After the police lawyer, James Idachaba, mentioned appearances and it was the turn of the defence team to mention appearances, a group of lawyers led by one G.O. Bule, stood up.
Bule then told the court that he was there to represent the defendants.
But he was interjected by Sowore (the first defendant), who told the court that he never asked the lawyer to represent him.
He said they were to be represented by Femi Falana’s Chambers, and not G.O. Bule as claimed.

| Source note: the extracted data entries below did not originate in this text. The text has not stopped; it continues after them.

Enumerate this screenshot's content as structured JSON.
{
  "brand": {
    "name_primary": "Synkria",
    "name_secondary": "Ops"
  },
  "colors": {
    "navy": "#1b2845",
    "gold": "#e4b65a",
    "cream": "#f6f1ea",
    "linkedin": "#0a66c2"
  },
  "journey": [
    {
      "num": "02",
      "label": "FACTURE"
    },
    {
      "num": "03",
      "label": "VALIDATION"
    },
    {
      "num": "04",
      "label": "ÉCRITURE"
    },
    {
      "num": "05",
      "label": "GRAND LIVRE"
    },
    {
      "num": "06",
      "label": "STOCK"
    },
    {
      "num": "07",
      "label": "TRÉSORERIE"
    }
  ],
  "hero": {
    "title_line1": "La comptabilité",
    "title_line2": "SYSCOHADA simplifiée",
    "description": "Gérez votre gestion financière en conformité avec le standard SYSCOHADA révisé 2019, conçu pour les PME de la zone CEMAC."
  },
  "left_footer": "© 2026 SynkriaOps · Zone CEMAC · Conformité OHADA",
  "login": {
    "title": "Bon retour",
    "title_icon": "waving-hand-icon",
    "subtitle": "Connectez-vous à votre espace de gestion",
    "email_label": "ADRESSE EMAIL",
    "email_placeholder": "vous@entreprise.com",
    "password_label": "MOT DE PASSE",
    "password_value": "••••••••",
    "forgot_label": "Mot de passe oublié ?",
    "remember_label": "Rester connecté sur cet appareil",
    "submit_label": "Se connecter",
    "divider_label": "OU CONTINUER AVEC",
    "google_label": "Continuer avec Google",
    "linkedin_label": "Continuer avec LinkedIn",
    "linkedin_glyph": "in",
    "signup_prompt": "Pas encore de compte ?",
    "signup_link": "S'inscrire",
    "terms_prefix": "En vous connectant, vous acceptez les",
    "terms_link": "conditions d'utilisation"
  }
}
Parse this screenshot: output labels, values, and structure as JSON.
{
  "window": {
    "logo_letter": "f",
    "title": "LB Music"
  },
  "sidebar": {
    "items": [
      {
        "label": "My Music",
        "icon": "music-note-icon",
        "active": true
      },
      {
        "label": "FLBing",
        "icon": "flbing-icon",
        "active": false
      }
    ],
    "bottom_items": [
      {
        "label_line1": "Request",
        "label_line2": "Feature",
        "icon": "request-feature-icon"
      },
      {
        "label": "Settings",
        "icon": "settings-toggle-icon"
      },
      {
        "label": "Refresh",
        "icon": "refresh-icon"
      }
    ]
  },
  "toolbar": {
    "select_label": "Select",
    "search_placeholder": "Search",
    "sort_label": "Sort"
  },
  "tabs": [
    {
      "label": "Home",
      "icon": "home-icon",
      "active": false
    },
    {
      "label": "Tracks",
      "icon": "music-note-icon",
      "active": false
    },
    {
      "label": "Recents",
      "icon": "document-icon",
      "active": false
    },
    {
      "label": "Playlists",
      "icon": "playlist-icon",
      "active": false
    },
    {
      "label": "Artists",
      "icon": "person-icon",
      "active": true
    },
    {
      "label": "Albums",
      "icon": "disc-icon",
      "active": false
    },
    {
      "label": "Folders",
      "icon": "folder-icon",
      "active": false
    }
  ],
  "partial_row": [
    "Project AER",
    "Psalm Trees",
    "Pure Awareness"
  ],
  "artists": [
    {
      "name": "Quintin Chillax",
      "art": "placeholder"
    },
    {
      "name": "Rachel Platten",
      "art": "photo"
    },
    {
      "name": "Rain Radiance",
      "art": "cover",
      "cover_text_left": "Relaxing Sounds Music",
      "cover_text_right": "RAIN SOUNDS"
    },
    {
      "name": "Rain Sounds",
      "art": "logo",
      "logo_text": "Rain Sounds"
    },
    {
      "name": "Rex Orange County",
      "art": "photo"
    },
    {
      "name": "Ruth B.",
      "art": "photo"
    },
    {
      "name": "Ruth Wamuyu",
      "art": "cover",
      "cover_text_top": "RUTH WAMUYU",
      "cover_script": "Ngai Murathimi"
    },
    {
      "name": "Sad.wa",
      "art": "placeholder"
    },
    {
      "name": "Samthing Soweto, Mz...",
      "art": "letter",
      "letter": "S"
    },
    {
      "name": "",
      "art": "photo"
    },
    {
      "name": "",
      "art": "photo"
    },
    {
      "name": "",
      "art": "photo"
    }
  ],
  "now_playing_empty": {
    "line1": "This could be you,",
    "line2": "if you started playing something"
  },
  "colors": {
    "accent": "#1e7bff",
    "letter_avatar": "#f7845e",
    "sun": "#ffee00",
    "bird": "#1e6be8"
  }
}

He wondered how a lawyer he had never engaged or come in contact with could barge into the court to represent him.
Sowore said the police prevented the five activists from using their mobile phones to notify their lawyers of their arraignment and charges.
The activist therefore urged the court not to recognise the lawyer.
Having sensed that his game was up, the lawyer quickly announced his withdrawal from the case but insisted on remaining in the court to observe the proceedings.
The magistrate, Mabel Segun-Bello, after she had listened to Sowore’s submission, ordered the police to avail the defendants an opportunity to use their mobile phones to call the lawyers of their choice.
She added that the charges filed against the activists were bailable offences and the provision of Section 36, Sub-Sections (a), (b) and (c) states that anybody charged with criminal offence must be given fair hearing and informed properly in the language they understand.
Also following the complaints by the defendants of the inhuman treatments meted out to them by the police where they were being held, the magistrate was compelled to call the Wuse Divisional Police Officer in an attempt to relocate them, so they could have access to medical treatments.
Meanwhile, all efforts to reach the DPO were not successful, so the magistrate ordered that they should be remanded at Kuje Correctional Centre.
Their lawyer, Marshal Abubakar, had told the court to allow his clients to be kept in the hospital till Tuesday to enable them to have access to medical treatment but the prayer was declined by the magistrate.